As expected, by the time I got to check-out I had bought a lot more than just milk and bread. In fact, I'd ended up buying four large Trader Joe's paper bags worth of food; quite a lot of shit if you're carrying this all on your own. This also meant my commute home wouldn't be as leisurely, since I'd have to catch a bus and then eventually carry those bags up a five floor walk-up. I don't have an elevator. This is also how I maintain my incredibly muscular legs, by the way.
As I waited for the bus, I saw someone unmistakably familiar walking down 3rd Avenue towards my bus stop. The long and thick curly hair dyed blond was a dead giveaway: this was Lindsay, a former student of mine from my first year of teaching. She was one of my favorites. She smiled and waved at me.
"Oh my God Mista, what's uppppp?!"
"Lindsay! Dude, so nice to see you! What are you doing in my neck of the woods?" I asked.
"Mista, I live in Alphabet City... you're in my hood!" Lindsay laughed.
"Ha! Wow, I didn't know that. So, what are you up to? It's been like, a year now since I've seen you..." I casually asked. I remembered how bubbly Lindsay was in class. I actually missed teaching her. She was one of those students who made you feel good about what you were doing, in terms of teaching as a profession. She was super bright, and had unlimited potential. Unfortunately, she'd dropped off the face of the planet after my first year of teaching. She claimed she couldn't take going to high school anymore, and that she was too far behind to consider taking classes seriously. Since she was eighteen, she signed herself out. In that moment, I'd forgotten that part.

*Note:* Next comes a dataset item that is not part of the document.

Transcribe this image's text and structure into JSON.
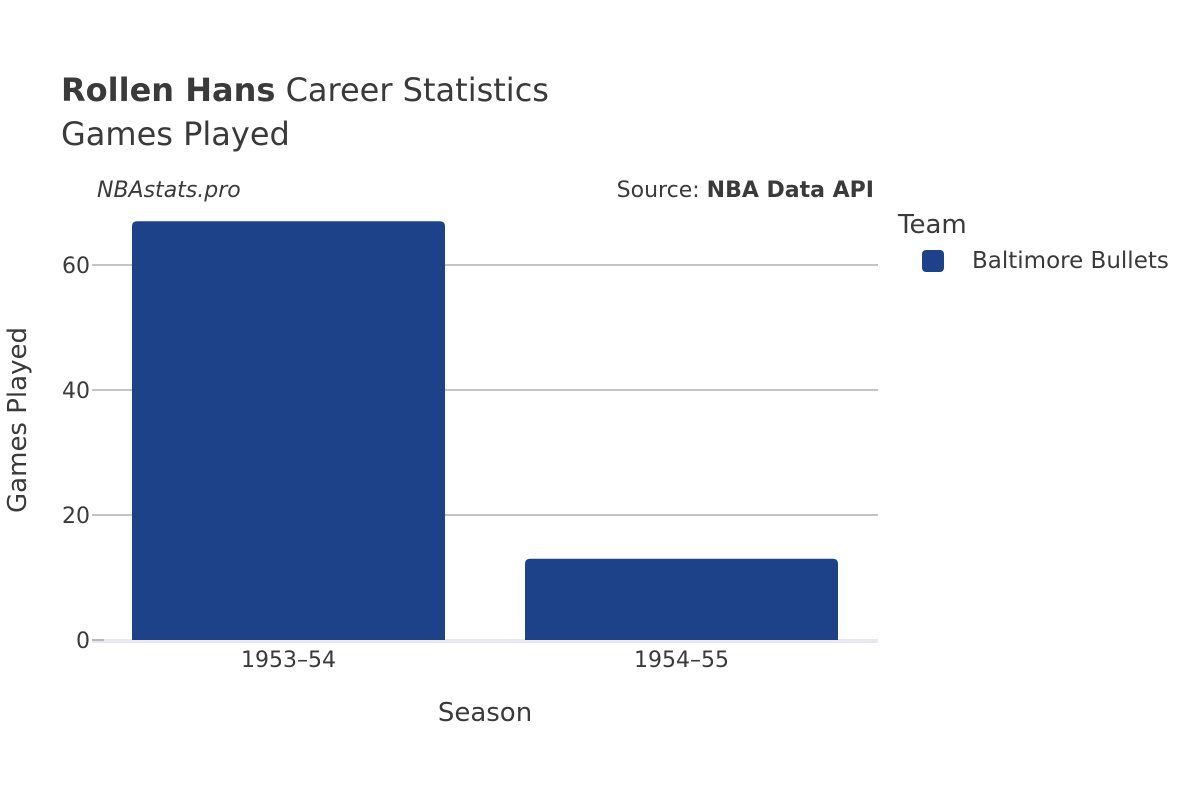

Lindsay looked embarrassed, which I didn't expect. When she had signed out of school, her counselors given her the contact information to a GED program. I guess that didn't happen. "I know... I haven't even taken a GED class yet, Mista. Life is mad busy right now. There's been mad work and the money is good, you know?"
I'd heard this before, but I didn't think I'd hear it from her. "Yeah, but come on Lindsay. Think. How long before you stop getting a pay raise? You can't expect to make a solid living easy without a diploma or specialized training. We've talked about this." I was getting irritated, which I hoped she couldn't tell, but I am horrible at hiding irritation once I feel it. Keyword: feel.

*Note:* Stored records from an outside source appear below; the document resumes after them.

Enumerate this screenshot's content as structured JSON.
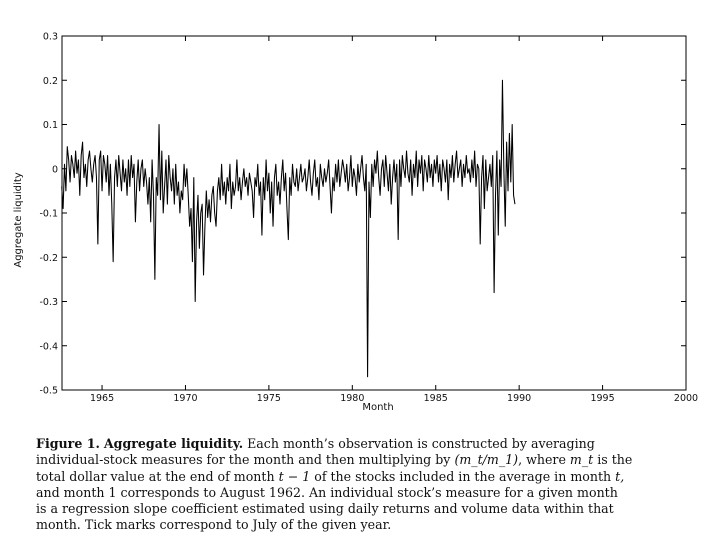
{
  "chart_data": {
    "type": "line",
    "title": "",
    "xlabel": "Month",
    "ylabel": "Aggregate liquidity",
    "xlim": [
      1962.6,
      2000
    ],
    "ylim": [
      -0.5,
      0.3
    ],
    "x_ticks": [
      1965,
      1970,
      1975,
      1980,
      1985,
      1990,
      1995,
      2000
    ],
    "y_ticks": [
      0.3,
      0.2,
      0.1,
      0,
      -0.1,
      -0.2,
      -0.3,
      -0.4,
      -0.5
    ],
    "x_tick_labels": [
      "1965",
      "1970",
      "1975",
      "1980",
      "1985",
      "1990",
      "1995",
      "2000"
    ],
    "y_tick_labels": [
      "0.3",
      "0.2",
      "0.1",
      "0",
      "-0.1",
      "-0.2",
      "-0.3",
      "-0.4",
      "-0.5"
    ],
    "grid": false,
    "series": [
      {
        "x_start": 1962.583,
        "x_step": 0.08333,
        "values": [
          -0.04,
          -0.09,
          0.01,
          -0.05,
          0.05,
          0.02,
          -0.03,
          0.03,
          0.01,
          -0.02,
          0.04,
          -0.01,
          0.02,
          -0.06,
          0.03,
          0.06,
          -0.02,
          0.01,
          -0.04,
          0.02,
          0.04,
          0.0,
          -0.03,
          0.01,
          0.03,
          -0.02,
          -0.17,
          0.02,
          0.04,
          -0.05,
          0.03,
          0.01,
          -0.03,
          0.03,
          -0.06,
          0.01,
          -0.08,
          -0.21,
          -0.02,
          0.02,
          -0.04,
          0.03,
          -0.01,
          -0.05,
          0.02,
          -0.03,
          0.0,
          -0.06,
          0.02,
          -0.04,
          0.03,
          -0.02,
          0.01,
          -0.12,
          -0.03,
          0.02,
          -0.05,
          0.0,
          0.02,
          -0.04,
          0.0,
          -0.03,
          -0.08,
          -0.02,
          -0.12,
          0.02,
          -0.06,
          -0.25,
          -0.02,
          -0.06,
          0.1,
          -0.07,
          0.04,
          -0.1,
          -0.04,
          0.02,
          -0.08,
          0.03,
          -0.02,
          -0.05,
          0.0,
          -0.08,
          0.01,
          -0.06,
          -0.03,
          -0.1,
          -0.05,
          -0.07,
          0.01,
          -0.04,
          0.0,
          -0.06,
          -0.13,
          -0.09,
          -0.21,
          -0.02,
          -0.3,
          -0.12,
          -0.06,
          -0.18,
          -0.1,
          -0.08,
          -0.24,
          -0.13,
          -0.05,
          -0.11,
          -0.07,
          -0.12,
          -0.06,
          -0.04,
          -0.1,
          -0.13,
          -0.05,
          -0.02,
          -0.07,
          0.01,
          -0.06,
          -0.03,
          -0.08,
          -0.02,
          -0.05,
          0.01,
          -0.09,
          -0.03,
          -0.06,
          -0.04,
          0.02,
          -0.05,
          -0.02,
          -0.07,
          -0.03,
          0.0,
          -0.04,
          -0.02,
          -0.06,
          -0.01,
          -0.03,
          -0.05,
          -0.11,
          -0.02,
          -0.04,
          0.01,
          -0.06,
          -0.03,
          -0.15,
          -0.02,
          -0.07,
          0.02,
          -0.05,
          -0.01,
          -0.1,
          -0.03,
          -0.13,
          -0.02,
          0.01,
          -0.06,
          -0.03,
          -0.08,
          -0.02,
          0.02,
          -0.05,
          -0.01,
          -0.09,
          -0.16,
          -0.02,
          -0.06,
          0.01,
          -0.03,
          -0.04,
          0.0,
          -0.05,
          -0.02,
          0.01,
          -0.03,
          -0.02,
          0.0,
          -0.05,
          -0.02,
          0.02,
          -0.03,
          -0.06,
          -0.01,
          0.02,
          -0.04,
          -0.02,
          -0.07,
          0.01,
          -0.02,
          -0.04,
          0.0,
          -0.03,
          -0.01,
          0.02,
          -0.04,
          -0.1,
          -0.02,
          -0.05,
          0.01,
          -0.03,
          0.02,
          -0.04,
          -0.01,
          0.02,
          0.0,
          -0.03,
          0.01,
          -0.05,
          -0.02,
          0.03,
          -0.04,
          0.0,
          -0.02,
          -0.06,
          0.01,
          -0.03,
          0.0,
          0.03,
          -0.02,
          -0.05,
          0.01,
          -0.47,
          -0.03,
          -0.11,
          0.01,
          -0.04,
          0.02,
          -0.01,
          0.04,
          -0.02,
          -0.06,
          0.0,
          0.02,
          -0.04,
          0.03,
          -0.01,
          -0.05,
          0.01,
          -0.08,
          -0.02,
          0.02,
          -0.03,
          0.01,
          -0.16,
          0.02,
          -0.04,
          0.03,
          0.0,
          -0.02,
          0.04,
          -0.01,
          -0.03,
          0.02,
          -0.06,
          0.01,
          -0.02,
          0.04,
          -0.04,
          0.02,
          -0.01,
          0.03,
          -0.05,
          0.02,
          0.0,
          -0.03,
          0.03,
          -0.02,
          0.01,
          -0.04,
          0.02,
          -0.01,
          0.03,
          -0.03,
          0.01,
          -0.05,
          0.02,
          0.0,
          -0.03,
          0.02,
          -0.07,
          0.01,
          -0.02,
          0.03,
          -0.03,
          0.01,
          0.04,
          -0.02,
          0.0,
          0.02,
          -0.04,
          0.01,
          -0.02,
          0.03,
          -0.01,
          0.0,
          -0.03,
          0.02,
          -0.02,
          0.04,
          -0.04,
          0.01,
          0.0,
          -0.17,
          -0.02,
          0.03,
          -0.09,
          0.02,
          -0.05,
          -0.02,
          0.01,
          -0.04,
          0.03,
          -0.28,
          -0.06,
          0.04,
          -0.15,
          0.02,
          -0.04,
          0.2,
          0.0,
          -0.13,
          0.06,
          -0.05,
          0.08,
          -0.03,
          0.1,
          -0.06,
          -0.08
        ]
      }
    ]
  },
  "caption": {
    "label": "Figure 1.",
    "heading": "Aggregate liquidity.",
    "line1_text": "Each month’s observation is constructed by averaging",
    "line2_text": "individual-stock measures for the month and then multiplying by",
    "line2_math": "(m_t/m_1)",
    "line2_where": ", where",
    "line2_var": "m_t",
    "line2_end": "is the",
    "line3_text": "total dollar value at the end of month",
    "line3_math": "t − 1",
    "line3_mid": "of the stocks included in the average in month",
    "line3_var": "t,",
    "line4_text": "and month 1 corresponds to August 1962. An individual stock’s measure for a given month",
    "line5_text": "is a regression slope coefficient estimated using daily returns and volume data within that",
    "line6_text": "month. Tick marks correspond to July of the given year."
  }
}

"I know Mista, don't worry. I'll take the class at some point."
My bus pulled into the stop and the conversation was cut short. We said our goodbyes and as I made my way home, I couldn't help but wonder what the fuck I could do for someone like her. How do I just keep teaching math and ignore the larger issue? I thought about students growing up in this country without anyone to teach them what to value, or how to limit instant gratification. I thought about how this country's most marginalized kids are being distracted and disillusioned by the promise of a minimum wage gig. I thought about my wife's nephew, who at the time was learning how to make animated PowerPoint presentations in elementary school while my students who were about to hit twenty-years old were asking me to teach them how to use Google Documents. Yet simultaneously, they're damn good at uploading pictures of themselves holding a stash of hundred dollar bills on Instagram. #WTF
Needless to say, that bus ride home sucked.